PES 2010’daki değişikliklerden biri de daha doğrusu gelişim diyelim biz buna, görsel kalite. Yapım bu konuda ciddi derecede sınıf atlamış durumda, bilhassa yeni eklenen ışıklandırma sayesinde artık hiç olmadığı kadar gerçekçi gözüküyor. Kapalı havalarda o kalite çok belirgin olmasa da, güneşli havalarda PES müthiş bir hale bürünüyor. Işığın yoğun olduğu yerlerde gerçekte olduğu gibi ekran çok parlak bir halde gözükürken, ışıktan uzaklaştıkça da aydınlatma ona göre değişkenlik gösteriyor. Fakat buradaki en büyük problem güneşli havalarda kendini gösteren ışık kaynağı hep aynı noktadan yayılıyor, bu da ne yazık ki kaynağa yaklaştıkça kale arkası bölümünün aşırı parlak bir hale bürünmesine hatta bazı anlar futbolcuların dahi görünmemesine sebep oluyor. Gene de ışık, gölge oyunları eski yapay görüntüyü almış, oldukça canlı ve gerçekçi bir hale sokmuş. Ayrıca modellemelerde çok gelişmiş, futbolcuların yüzleri birebir aynı ve oldukça kaliteli olmuş. Türk futbolcuların yüzleri neredeyse aynı, hatta Volkan Demirel’e ayrıca bir hayran kaldığımı söylemeliyim. Stadyumlarda eskisinden çok daha kaliteli bir halde karşımıza çıkıyor. Ancak hala bir Atatürk Olimpiyat Stadı ya da Şükrü Saraçoğlu maalesef yok.
Yapımın çok başarılı olmayan yanlarından biraz bahsetmek gerekirse, bunlardan biri sesler. Bilhassa spiker çok farklı ve güzel yorumlar yapıyor olsa da, pek heyecanlı anlatamıyor. Seyircilerde yine aynı şekilde eski oyunlardan farksız; ancak bu defa tezahüratlarda gelişme var. Mesela eskiden Fenerbahçe-Galatasaray gibi Türk takımlarının kendi aralarında oynadığı maçlarda da dahi Türkiye, Türkiye sesleri yükselirdi seyircilerden, gerçi bu hale devam ediyor, ama artık bilindik takım tezahüratları da yerini almış. Takım demişken FB, GS ve BJK’ın yanı sıra son 2 yıldır aldığı başarılı sonuçlarla dikkatleri üzerine çeken Sivasspor ve lisansız olarak MFK Trnolevoce adında Trabzonspor da PES 2010’da yer alıyor.
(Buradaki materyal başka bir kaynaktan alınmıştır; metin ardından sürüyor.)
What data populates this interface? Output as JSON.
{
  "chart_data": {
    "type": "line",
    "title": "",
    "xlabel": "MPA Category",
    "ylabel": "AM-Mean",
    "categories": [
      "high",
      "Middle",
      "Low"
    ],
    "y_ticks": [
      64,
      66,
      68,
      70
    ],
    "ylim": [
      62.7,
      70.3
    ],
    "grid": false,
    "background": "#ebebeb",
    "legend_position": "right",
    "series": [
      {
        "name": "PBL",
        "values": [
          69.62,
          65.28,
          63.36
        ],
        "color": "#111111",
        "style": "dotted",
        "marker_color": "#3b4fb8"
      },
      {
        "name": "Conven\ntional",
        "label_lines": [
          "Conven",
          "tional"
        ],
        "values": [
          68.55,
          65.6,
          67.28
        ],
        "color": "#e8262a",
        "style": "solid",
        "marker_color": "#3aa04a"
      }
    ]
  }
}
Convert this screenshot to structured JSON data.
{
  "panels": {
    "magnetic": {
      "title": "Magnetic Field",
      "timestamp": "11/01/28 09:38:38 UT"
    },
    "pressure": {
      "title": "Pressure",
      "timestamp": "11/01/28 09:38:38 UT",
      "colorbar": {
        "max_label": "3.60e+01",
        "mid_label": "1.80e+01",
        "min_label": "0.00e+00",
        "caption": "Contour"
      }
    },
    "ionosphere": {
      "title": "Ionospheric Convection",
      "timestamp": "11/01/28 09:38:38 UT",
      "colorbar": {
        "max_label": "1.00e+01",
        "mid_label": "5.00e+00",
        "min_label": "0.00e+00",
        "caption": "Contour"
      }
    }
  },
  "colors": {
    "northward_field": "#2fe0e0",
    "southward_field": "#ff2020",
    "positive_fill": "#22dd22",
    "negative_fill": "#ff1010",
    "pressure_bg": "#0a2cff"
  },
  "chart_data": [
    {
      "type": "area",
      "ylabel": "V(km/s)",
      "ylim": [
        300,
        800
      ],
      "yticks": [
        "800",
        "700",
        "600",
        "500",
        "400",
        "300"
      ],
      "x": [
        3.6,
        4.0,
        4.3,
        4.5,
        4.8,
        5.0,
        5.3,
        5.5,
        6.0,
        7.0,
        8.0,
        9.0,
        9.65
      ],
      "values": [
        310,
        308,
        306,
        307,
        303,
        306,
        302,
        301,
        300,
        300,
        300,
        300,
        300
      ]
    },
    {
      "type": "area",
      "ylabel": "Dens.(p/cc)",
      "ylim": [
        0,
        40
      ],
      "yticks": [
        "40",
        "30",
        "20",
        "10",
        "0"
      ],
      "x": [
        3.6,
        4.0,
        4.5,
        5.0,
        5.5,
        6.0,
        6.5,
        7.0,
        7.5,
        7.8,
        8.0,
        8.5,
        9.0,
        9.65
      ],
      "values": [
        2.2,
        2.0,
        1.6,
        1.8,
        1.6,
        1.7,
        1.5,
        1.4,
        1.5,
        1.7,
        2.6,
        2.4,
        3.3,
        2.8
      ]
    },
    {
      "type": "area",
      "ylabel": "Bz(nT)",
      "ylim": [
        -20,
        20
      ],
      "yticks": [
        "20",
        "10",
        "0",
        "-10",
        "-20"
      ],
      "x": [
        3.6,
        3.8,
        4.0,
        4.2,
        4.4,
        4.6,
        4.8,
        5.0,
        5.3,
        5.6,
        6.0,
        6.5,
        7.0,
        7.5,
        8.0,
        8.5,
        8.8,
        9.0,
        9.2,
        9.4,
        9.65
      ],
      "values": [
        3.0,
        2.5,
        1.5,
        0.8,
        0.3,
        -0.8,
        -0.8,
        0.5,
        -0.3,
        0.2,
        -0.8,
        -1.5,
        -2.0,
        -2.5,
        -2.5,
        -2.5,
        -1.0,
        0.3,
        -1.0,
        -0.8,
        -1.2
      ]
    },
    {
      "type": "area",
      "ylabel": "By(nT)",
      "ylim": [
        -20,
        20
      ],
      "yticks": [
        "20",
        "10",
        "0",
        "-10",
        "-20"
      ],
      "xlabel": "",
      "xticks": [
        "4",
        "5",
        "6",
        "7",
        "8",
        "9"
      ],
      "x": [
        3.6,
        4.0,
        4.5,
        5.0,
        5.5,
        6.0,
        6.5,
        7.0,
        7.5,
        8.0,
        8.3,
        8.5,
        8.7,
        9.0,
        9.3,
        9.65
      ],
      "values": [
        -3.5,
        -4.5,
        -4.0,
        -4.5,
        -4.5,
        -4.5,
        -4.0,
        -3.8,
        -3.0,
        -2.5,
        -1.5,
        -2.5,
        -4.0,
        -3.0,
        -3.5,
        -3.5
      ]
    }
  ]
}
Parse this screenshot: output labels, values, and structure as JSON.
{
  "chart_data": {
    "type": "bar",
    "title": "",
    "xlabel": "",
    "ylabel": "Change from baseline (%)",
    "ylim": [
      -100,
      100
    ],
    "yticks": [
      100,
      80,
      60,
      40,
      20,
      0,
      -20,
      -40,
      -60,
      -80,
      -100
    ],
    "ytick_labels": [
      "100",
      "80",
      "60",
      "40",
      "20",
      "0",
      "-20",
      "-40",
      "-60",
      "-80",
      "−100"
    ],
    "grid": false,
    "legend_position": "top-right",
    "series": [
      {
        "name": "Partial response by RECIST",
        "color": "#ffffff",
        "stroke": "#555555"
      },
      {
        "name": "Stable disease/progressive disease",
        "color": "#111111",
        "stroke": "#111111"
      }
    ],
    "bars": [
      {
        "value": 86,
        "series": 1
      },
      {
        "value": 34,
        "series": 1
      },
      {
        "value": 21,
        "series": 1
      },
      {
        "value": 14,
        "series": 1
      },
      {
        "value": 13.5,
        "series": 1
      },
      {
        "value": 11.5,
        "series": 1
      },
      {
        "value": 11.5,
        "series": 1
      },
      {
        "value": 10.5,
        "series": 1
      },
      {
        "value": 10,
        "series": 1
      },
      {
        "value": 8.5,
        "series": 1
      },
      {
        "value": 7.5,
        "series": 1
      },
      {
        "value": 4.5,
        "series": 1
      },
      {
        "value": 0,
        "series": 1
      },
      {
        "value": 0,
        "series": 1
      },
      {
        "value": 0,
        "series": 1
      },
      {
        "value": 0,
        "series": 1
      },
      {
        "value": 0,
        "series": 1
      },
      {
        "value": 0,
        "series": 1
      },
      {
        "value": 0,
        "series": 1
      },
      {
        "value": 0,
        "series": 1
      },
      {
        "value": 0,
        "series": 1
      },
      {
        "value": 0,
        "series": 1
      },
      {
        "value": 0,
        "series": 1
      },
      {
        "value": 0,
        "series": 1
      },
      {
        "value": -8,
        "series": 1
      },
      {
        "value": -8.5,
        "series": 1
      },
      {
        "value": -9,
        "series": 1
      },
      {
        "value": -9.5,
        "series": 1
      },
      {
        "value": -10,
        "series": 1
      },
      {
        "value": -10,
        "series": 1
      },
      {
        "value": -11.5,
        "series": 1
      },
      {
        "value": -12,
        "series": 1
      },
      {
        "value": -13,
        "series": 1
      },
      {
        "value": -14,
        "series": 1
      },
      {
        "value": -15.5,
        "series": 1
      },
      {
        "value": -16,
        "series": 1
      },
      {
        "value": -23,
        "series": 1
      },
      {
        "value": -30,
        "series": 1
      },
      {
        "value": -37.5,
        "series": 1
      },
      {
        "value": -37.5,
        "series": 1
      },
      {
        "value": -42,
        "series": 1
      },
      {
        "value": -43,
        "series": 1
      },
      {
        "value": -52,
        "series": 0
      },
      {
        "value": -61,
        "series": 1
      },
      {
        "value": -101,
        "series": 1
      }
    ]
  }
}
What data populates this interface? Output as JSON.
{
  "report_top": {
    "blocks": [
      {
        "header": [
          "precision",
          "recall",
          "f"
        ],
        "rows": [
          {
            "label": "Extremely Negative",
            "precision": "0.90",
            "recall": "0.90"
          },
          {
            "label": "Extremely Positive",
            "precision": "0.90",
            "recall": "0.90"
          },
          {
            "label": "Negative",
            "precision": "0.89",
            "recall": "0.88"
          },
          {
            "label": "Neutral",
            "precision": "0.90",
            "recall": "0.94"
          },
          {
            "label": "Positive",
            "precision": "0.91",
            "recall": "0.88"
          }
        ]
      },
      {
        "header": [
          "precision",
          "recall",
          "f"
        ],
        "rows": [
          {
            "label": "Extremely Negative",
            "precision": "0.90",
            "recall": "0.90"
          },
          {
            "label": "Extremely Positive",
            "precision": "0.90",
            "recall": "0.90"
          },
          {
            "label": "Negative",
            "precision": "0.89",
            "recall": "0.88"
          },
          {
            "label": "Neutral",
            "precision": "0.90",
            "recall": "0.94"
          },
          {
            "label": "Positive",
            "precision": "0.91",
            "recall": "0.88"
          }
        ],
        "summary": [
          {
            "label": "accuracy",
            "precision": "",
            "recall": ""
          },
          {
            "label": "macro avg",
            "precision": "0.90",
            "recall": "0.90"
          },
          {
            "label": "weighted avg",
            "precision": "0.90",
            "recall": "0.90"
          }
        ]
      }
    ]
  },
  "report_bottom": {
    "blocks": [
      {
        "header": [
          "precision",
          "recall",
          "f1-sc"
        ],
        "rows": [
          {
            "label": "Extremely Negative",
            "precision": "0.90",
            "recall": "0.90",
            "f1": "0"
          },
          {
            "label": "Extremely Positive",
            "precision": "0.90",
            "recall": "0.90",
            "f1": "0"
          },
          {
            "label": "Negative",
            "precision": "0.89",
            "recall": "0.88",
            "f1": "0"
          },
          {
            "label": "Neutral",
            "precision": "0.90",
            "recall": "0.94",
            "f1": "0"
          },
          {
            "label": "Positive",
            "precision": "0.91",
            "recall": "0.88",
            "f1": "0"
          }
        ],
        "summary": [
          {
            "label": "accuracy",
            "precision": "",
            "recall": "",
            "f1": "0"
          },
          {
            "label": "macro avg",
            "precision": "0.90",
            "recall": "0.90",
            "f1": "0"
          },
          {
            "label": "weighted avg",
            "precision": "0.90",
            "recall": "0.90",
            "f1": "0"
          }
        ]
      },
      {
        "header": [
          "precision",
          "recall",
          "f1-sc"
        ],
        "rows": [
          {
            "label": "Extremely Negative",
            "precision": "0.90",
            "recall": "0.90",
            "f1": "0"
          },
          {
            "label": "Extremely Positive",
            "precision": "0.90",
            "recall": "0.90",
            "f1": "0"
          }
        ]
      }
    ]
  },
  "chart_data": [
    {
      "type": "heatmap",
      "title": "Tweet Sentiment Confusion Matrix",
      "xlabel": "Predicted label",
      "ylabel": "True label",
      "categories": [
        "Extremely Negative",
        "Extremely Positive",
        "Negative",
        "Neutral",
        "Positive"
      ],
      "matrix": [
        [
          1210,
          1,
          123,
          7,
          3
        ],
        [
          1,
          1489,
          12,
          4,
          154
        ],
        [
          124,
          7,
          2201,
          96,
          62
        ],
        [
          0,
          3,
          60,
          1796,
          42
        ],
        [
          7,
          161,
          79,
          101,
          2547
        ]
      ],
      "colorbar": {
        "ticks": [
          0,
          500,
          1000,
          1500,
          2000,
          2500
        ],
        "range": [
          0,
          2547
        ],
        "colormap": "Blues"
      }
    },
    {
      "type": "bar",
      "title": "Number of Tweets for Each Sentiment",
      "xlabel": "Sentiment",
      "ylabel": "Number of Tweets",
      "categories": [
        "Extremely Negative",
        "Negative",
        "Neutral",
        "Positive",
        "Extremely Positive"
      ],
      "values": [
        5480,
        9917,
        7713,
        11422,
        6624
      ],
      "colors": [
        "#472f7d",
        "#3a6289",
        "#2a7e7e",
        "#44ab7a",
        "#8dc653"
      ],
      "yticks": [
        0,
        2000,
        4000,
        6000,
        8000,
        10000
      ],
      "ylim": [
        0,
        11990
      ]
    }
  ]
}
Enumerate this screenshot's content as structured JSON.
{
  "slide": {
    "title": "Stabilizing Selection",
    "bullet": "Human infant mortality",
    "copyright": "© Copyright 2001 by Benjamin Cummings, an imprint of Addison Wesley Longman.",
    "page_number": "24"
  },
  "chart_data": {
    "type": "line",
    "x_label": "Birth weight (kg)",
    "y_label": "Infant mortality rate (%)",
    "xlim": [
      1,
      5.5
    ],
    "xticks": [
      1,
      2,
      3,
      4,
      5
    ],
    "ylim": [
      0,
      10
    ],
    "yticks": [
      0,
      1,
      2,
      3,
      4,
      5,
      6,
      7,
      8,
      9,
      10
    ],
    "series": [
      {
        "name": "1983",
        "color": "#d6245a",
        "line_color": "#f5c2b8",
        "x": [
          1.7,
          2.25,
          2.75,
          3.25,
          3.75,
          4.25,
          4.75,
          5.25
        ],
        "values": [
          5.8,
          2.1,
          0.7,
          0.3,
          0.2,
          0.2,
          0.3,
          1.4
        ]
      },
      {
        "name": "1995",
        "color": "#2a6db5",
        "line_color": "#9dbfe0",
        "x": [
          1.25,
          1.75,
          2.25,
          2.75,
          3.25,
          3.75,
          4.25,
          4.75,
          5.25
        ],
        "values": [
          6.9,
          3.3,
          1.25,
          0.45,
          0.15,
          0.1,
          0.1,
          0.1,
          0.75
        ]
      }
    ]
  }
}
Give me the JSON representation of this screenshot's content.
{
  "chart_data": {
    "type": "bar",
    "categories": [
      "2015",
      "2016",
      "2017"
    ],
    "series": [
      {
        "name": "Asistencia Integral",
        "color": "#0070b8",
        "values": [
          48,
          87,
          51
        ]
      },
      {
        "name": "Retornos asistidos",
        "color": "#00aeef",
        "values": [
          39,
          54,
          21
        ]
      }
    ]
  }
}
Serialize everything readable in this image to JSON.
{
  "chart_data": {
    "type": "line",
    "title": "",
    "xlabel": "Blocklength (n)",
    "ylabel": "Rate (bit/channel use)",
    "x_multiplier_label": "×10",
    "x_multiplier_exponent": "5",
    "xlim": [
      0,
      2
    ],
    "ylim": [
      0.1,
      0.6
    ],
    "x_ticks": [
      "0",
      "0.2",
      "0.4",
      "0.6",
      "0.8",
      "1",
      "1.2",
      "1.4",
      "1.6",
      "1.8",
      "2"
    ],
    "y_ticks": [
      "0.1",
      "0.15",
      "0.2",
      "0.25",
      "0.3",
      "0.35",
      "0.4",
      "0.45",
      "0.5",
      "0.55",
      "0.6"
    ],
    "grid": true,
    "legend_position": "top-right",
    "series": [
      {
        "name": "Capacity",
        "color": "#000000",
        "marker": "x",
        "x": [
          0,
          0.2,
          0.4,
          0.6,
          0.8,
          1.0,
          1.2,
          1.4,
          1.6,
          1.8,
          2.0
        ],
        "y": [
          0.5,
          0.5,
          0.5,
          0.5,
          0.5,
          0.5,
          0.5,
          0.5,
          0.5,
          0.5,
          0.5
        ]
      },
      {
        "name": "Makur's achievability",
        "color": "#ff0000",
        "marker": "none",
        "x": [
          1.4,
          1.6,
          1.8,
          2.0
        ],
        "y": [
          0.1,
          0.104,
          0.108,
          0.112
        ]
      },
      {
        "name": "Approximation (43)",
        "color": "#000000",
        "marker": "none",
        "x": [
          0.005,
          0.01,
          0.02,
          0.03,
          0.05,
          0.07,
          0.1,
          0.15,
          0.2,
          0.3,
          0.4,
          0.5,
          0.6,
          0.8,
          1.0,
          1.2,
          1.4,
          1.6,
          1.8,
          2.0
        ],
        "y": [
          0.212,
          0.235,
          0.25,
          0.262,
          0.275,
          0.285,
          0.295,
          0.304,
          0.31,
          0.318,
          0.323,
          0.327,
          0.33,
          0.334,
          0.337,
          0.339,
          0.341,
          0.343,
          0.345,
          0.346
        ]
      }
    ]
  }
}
Ama buna rağmen hala lisans sorunu devam etmekte ve birçok lig ile büyük takım lisansız. Daha önceki oyunlardan hatırladığımız isimleriyle devam etmekteler, örneğin London FC (Chelsea) ya da North London (Arsenal). Tabii bununla beraber garip ve uydurma formalar da var, hatta bazı takımların forması bile aynı, bu durum ne yazık ki PES’in en zayıf noktası diyebiliriz.
Buralarda bir rakip olacaktı?
PES 2010 bu sefer olmuş, hem de çok güzel olmuş. Görsel kalitesi, oynanışı ve içeriği ile gerçekten başarılı. Tabii eksikleri var, ama Konami bu yönlerini çok iyi bir şekilde kapatmaya çalışarak, bir sonraki yapım için oldukça umut verici bir görüntü sergiliyor. Oyun hani göstermelik bir şekilde elden geçmemiş, adeta yeniden yapılmış ve bu oyun PES severleri kesinlikle çok mutlu edecek ve eskisi gibi saatlerce başından kalkamayacaksınız. Zaten taktik ekranı sayesinde piyasadaki gerçek futbol simülasyonu olduğunu da kanıtlıyor. Açıkçası futbol türünde bir oyun arıyorsanız bu kez PES 2010 iddialı ve kesinlikle denemenizde yarar var.